ABO: Disposição política e recursos dirigidos para essa agenda. Temos leis maravilhosas e algumas que precisam ser atualizadas. Digo que somos um país afogados em leis. A questão é que parte delas precisa de dinheiro para ser efetivadas e de fiscalização. Muitos loteamentos na Baixada
Fluminense, onde teve o maior número de óbitos nas chuvas de 13 e 14 de janeiro, que são documentalmente regularizados, não poderiam ser permitidos para uso residencial. Temos uma lei de Parcelamento do Solo Urbano (Lei Federal nº 6.766, de 19 de dezembro de 1979). Esta lei foi produzida bem antes de se falar com tanta ênfase em mudanças climáticas e de seus efeitos entrar na ordem de preocupação da sociedade brasileira. A lei prevê que não será permitido o parcelamento do solo em terrenos alagadiços e sujeitos a inundações, “antes de tomadas as providências para assegurar o escoamento das águas” nem em áreas de preservação ecológica ou “naquelas onde a poluição impeça condições sanitárias suportáveis,
até a sua correção”. E aí, ela foi pouco respeitada ou ignorada. Ainda temos grupos paraestatais, com a anuência de setores do poder público, negociando terrenos ilegais para moradia em áreas sujeitas a enchentes. Para ampliar a nossa tragédia que legaliza os riscos, em 2021 ela e o Código Florestal sofreram significativas alterações, como a advinda da lei federal n° 14.285, de 29 de dezembro de 2021, que transfere para os municípios e estados a determinação dos limites das Áreas de Preservação Permanente (APPs) marginais de qualquer curso d’água natural em área urbana. Nas legislações que a lei modificou, os limites permanentes eram de 15 metros. Portanto, são questões que só agravam os efeitos dos eventos climáticos extremos.

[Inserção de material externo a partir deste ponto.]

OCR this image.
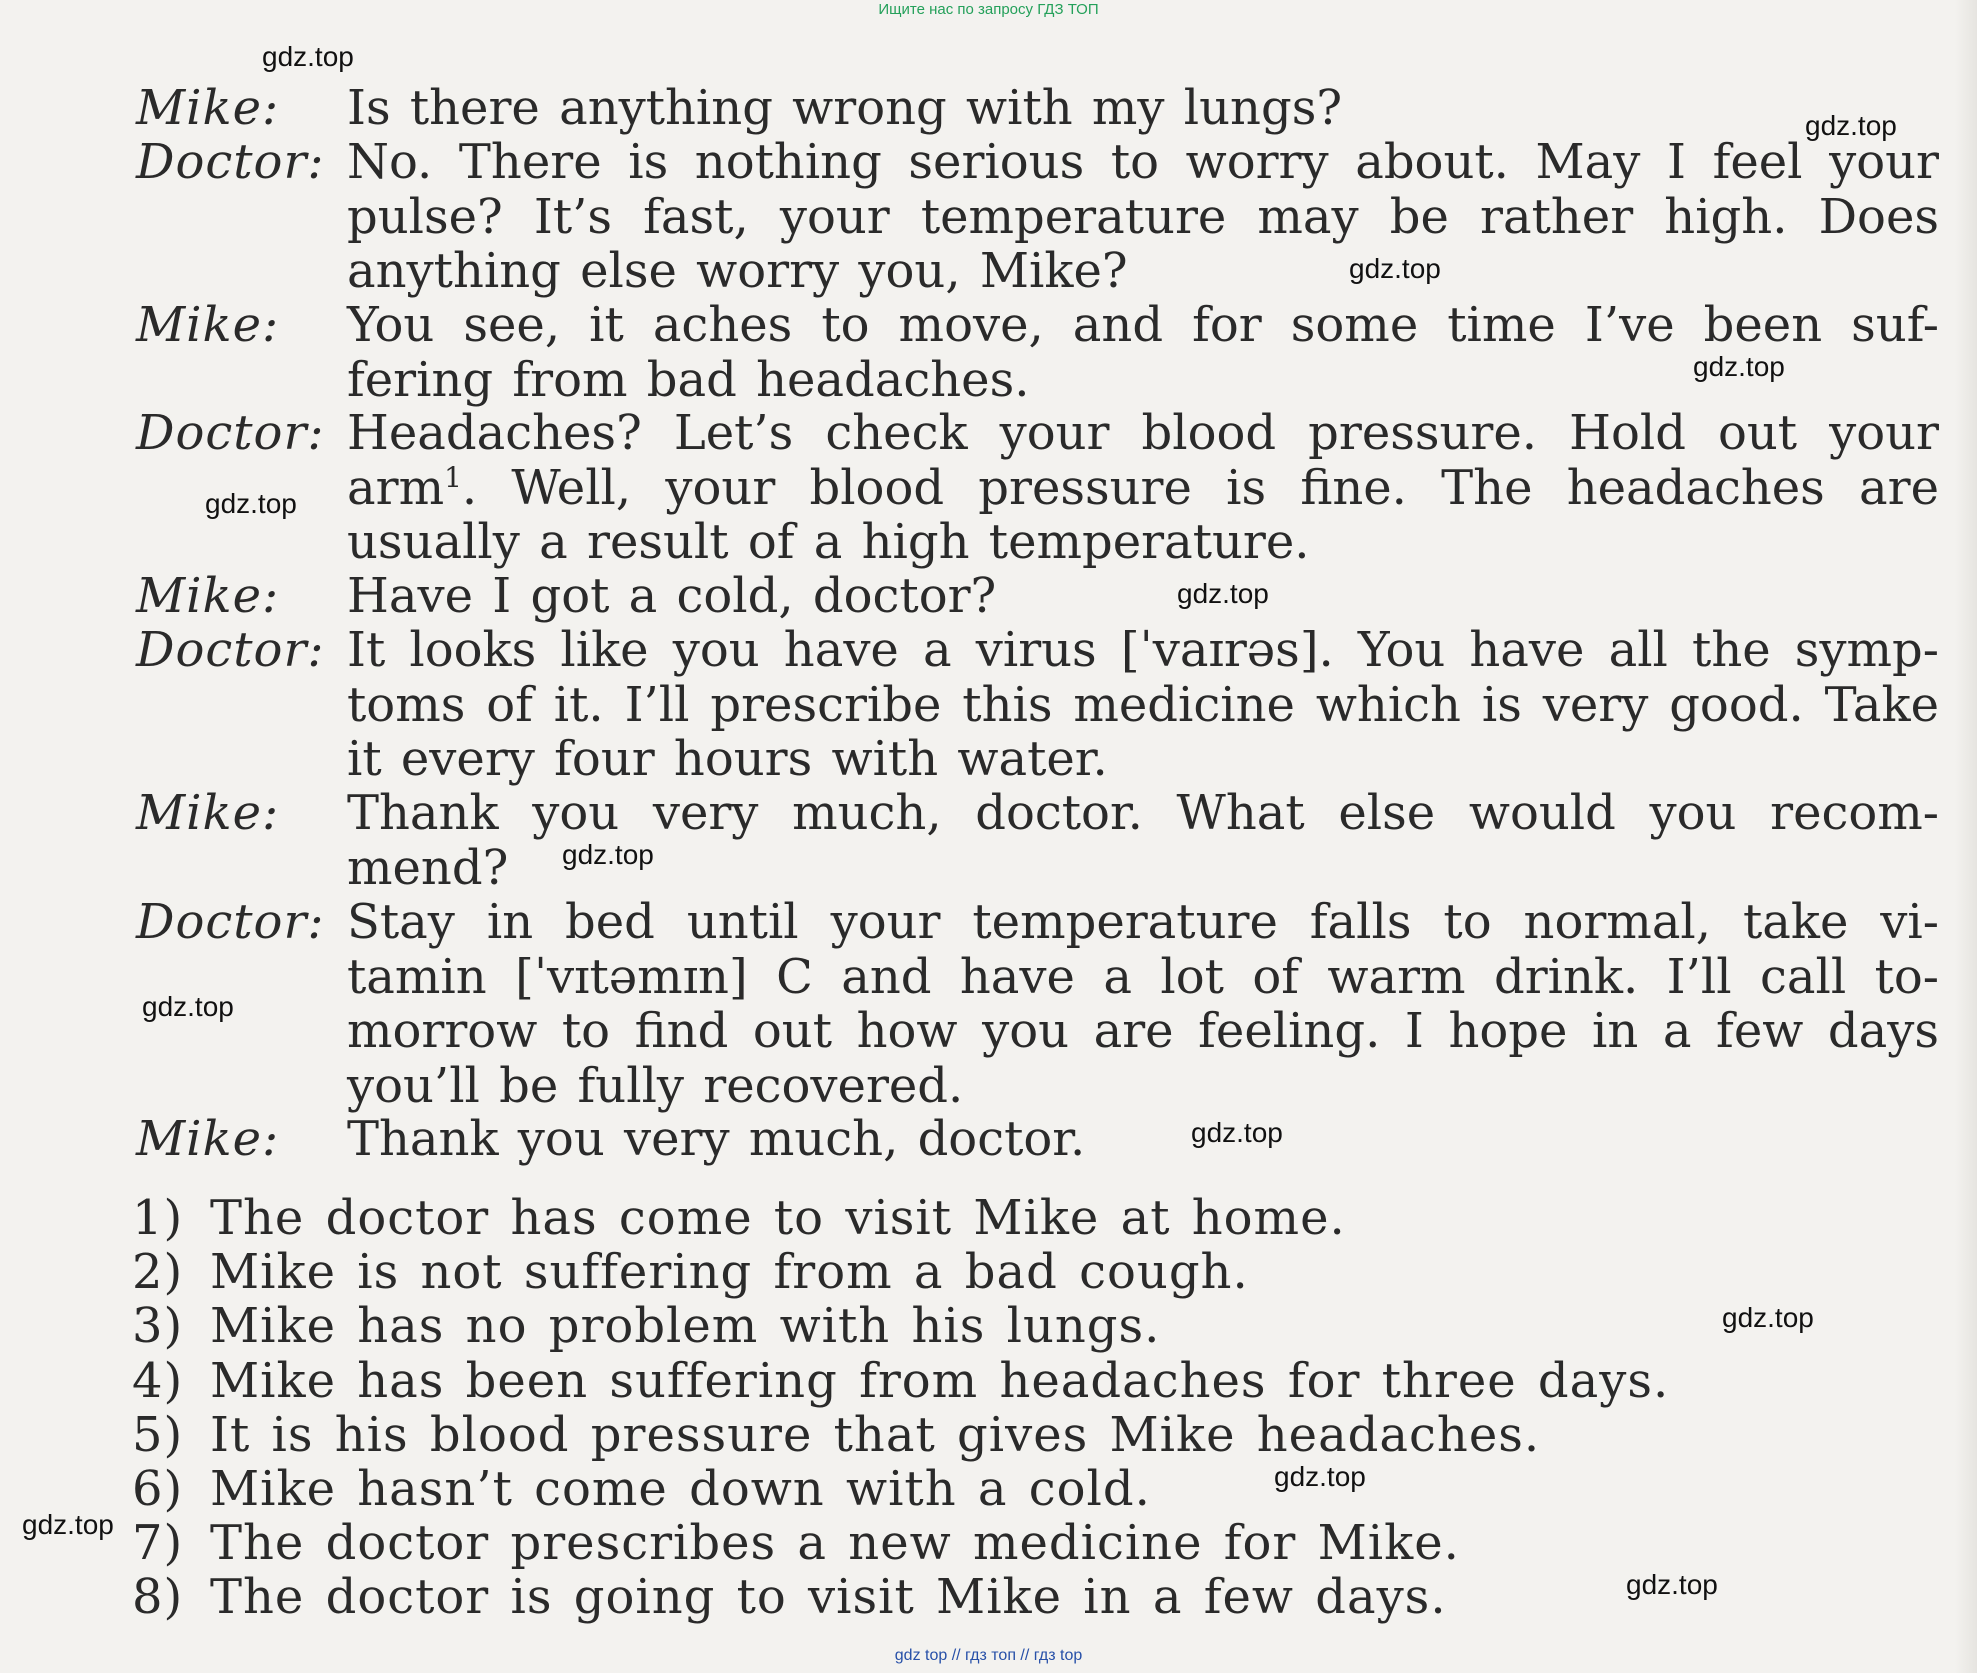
Ищите нас по запросу ГДЗ ТОП
Mike: Is there anything wrong with my lungs?
Doctor: No. There is nothing serious to worry about. May I feel your pulse? It’s fast, your temperature may be rather high. Does anything else worry you, Mike?
Mike: You see, it aches to move, and for some time I’ve been suf- fering from bad headaches.
Doctor: Headaches? Let’s check your blood pressure. Hold out your arm$^1$. Well, your blood pressure is fine. The headaches are usually a result of a high temperature.
Mike: Have I got a cold, doctor?
Doctor: It looks like you have a virus [ˈvaɪrəs]. You have all the symp- toms of it. I’ll prescribe this medicine which is very good. Take it every four hours with water.
Mike: Thank you very much, doctor. What else would you recom- mend?
Doctor: Stay in bed until your temperature falls to normal, take vi- tamin [ˈvɪtəmɪn] C and have a lot of warm drink. I’ll call to- morrow to find out how you are feeling. I hope in a few days you’ll be fully recovered.
Mike: Thank you very much, doctor.
1) The doctor has come to visit Mike at home.
2) Mike is not suffering from a bad cough.
3) Mike has no problem with his lungs.
4) Mike has been suffering from headaches for three days.
5) It is his blood pressure that gives Mike headaches.
6) Mike hasn’t come down with a cold.
7) The doctor prescribes a new medicine for Mike.
8) The doctor is going to visit Mike in a few days.
gdz.top
gdz.top
gdz.top
gdz.top
gdz.top
gdz.top
gdz.top
gdz.top
gdz.top
gdz.top
gdz.top
gdz.top
gdz.top
gdz top // гдз топ // гдз top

MM:No caso da Região Metropolitana do Rio de Janeiro, a água que todos os anos inunda municípios como Belford Roxo e São João de Meriti resulta das precipitações em Nova Iguaçu, Nilópoles, Mesquita e até em Bangu, na zona norte do Rio de Janeiro. Qual a importância de ações que reúnam os municípios que compartilham bacias hidrográficas? Existem ações nesse sentido? O que falta para que ações conjuntas sejam colocadas em prática?
ABO: Os espaços de participação, como conselhos setoriais, e ações municipais consorciadas perderam força nas últimas décadas. Cresce a lógica de cada um por si. O que é péssimo. Só encontraremos soluções de maneira integrada, compartilhando responsabilidades, numa combinação de quem mora no bairro com o conhecimento técnico e a prefeitura. O Estado do Rio tem uma Câmara Metropolitana, além de ela ser subrepresentada, creio que questões de como enfrentar as mudanças climáticas não está na ordem de prioridade. Infelizmente, como quase sempre, é a sociedade civil, quem senti diretamente os estragos, que precisa pressionar para alterar um futuro que hoje é desalentador para quem vive em bairros populares e favelas.

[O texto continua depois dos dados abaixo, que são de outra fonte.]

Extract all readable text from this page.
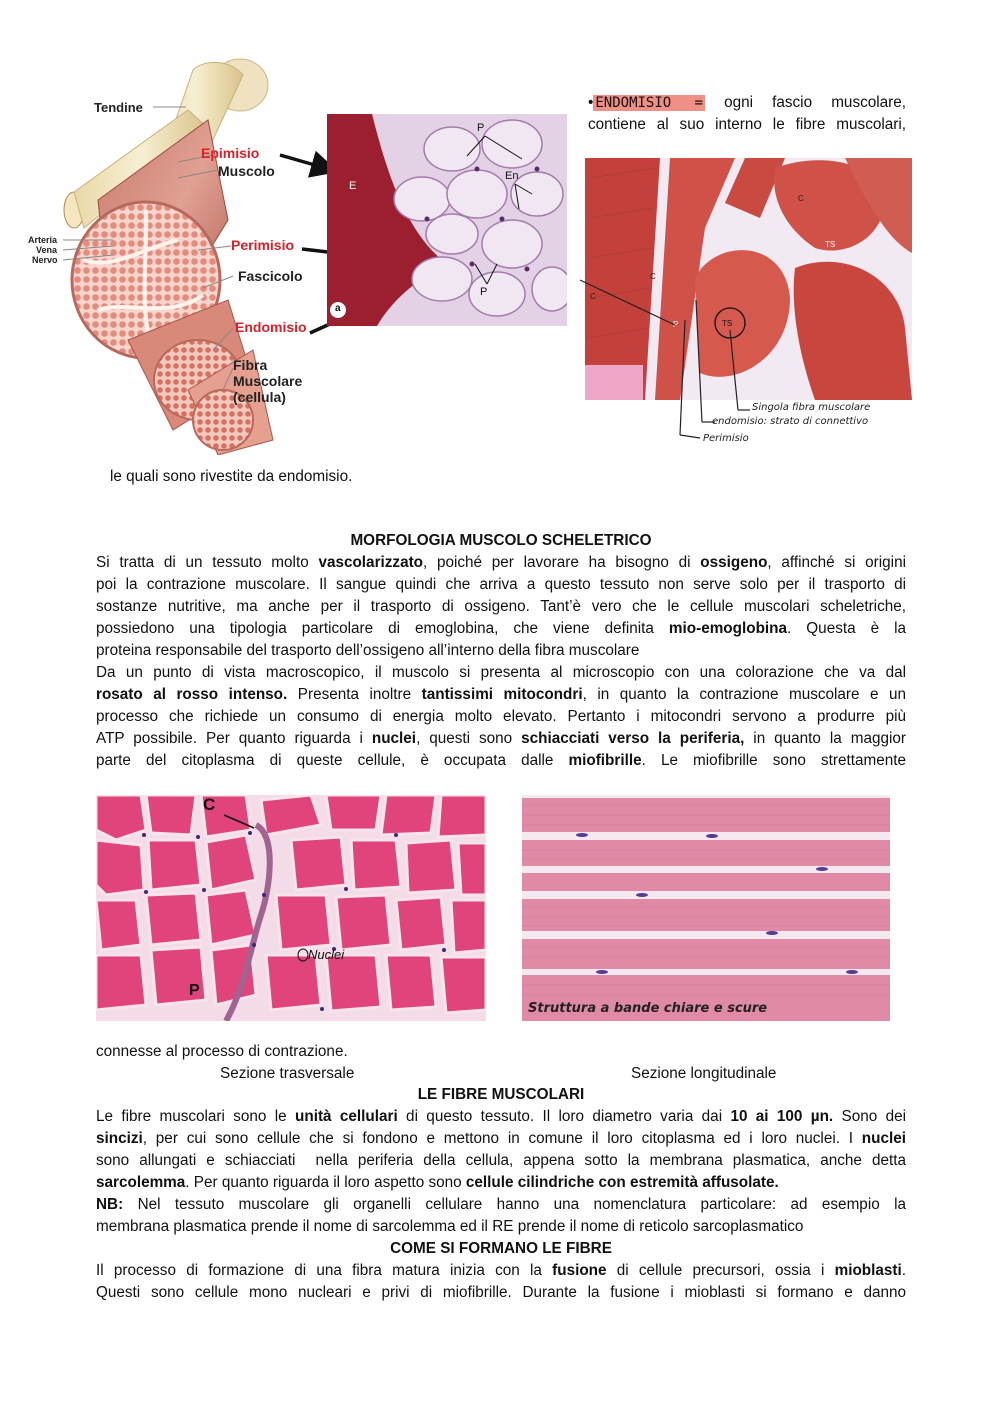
• ENDOMISIO = ogni fascio muscolare,
contiene al suo interno le fibre muscolari,
Tendine
Epimisio
Muscolo
Arteria
Vena
Nervo
Perimisio
Fascicolo
Endomisio
Fibra Muscolare (cellula)
P
En
E
P
a
C
TS
C
TS
P
C
Singola fibra muscolare
endomisio: strato di connettivo
Perimisio
le quali sono rivestite da endomisio.
MORFOLOGIA MUSCOLO SCHELETRICO
Si tratta di un tessuto molto vascolarizzato, poiché per lavorare ha bisogno di ossigeno, affinché si origini
poi la contrazione muscolare. Il sangue quindi che arriva a questo tessuto non serve solo per il trasporto di
sostanze nutritive, ma anche per il trasporto di ossigeno. Tant’è vero che le cellule muscolari scheletriche,
possiedono una tipologia particolare di emoglobina, che viene definita mio-emoglobina. Questa è la
proteina responsabile del trasporto dell’ossigeno all’interno della fibra muscolare
Da un punto di vista macroscopico, il muscolo si presenta al microscopio con una colorazione che va dal
rosato al rosso intenso. Presenta inoltre tantissimi mitocondri, in quanto la contrazione muscolare e un
processo che richiede un consumo di energia molto elevato. Pertanto i mitocondri servono a produrre più
ATP possibile. Per quanto riguarda i nuclei, questi sono schiacciati verso la periferia, in quanto la maggior
parte del citoplasma di queste cellule, è occupata dalle miofibrille. Le miofibrille sono strettamente
C
Nuclei
P
Struttura a bande chiare e scure
connesse al processo di contrazione.
Sezione trasversale	Sezione longitudinale
LE FIBRE MUSCOLARI
Le fibre muscolari sono le unità cellulari di questo tessuto. Il loro diametro varia dai 10 ai 100 µn. Sono dei
sincizi, per cui sono cellule che si fondono e mettono in comune il loro citoplasma ed i loro nuclei. I nuclei
sono allungati e schiacciati  nella periferia della cellula, appena sotto la membrana plasmatica, anche detta
sarcolemma. Per quanto riguarda il loro aspetto sono cellule cilindriche con estremità affusolate.
NB: Nel tessuto muscolare gli organelli cellulare hanno una nomenclatura particolare: ad esempio la
membrana plasmatica prende il nome di sarcolemma ed il RE prende il nome di reticolo sarcoplasmatico
COME SI FORMANO LE FIBRE
Il processo di formazione di una fibra matura inizia con la fusione di cellule precursori, ossia i mioblasti.
Questi sono cellule mono nucleari e privi di miofibrille. Durante la fusione i mioblasti si formano e danno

Esses eventos climáticos, com resultados trágicos, me lembra a seguinte história: no início da metade do século XIX, o parlamento Inglês, instalado na beira do rio Tâmisa, teve suas sessões interrompidas pelo fedor provocado pelo despejo no rio do esgoto sem tratamento no rio. A partir disso os parlamentares tomaram medidas legislativas e orçamentárias para que se implantasse um sistema de captação e tratamento do esgoto. No nosso caso, como nossos legisladores, governadores e prefeitos vivem longe das cheias será preciso muito mobilização social, do estado do Rio de Janeiro, para que se implemente políticas públicas, se faça obras estruturais, se implante tecnologias sociais, se faça um trabalho regular de educação socioambiental e se adote tantas outras medidas consistentes para adaptar nossas cidades a um clima, com um regime de chuvas e estiagens, radicalmente diferente do que foi no século passado.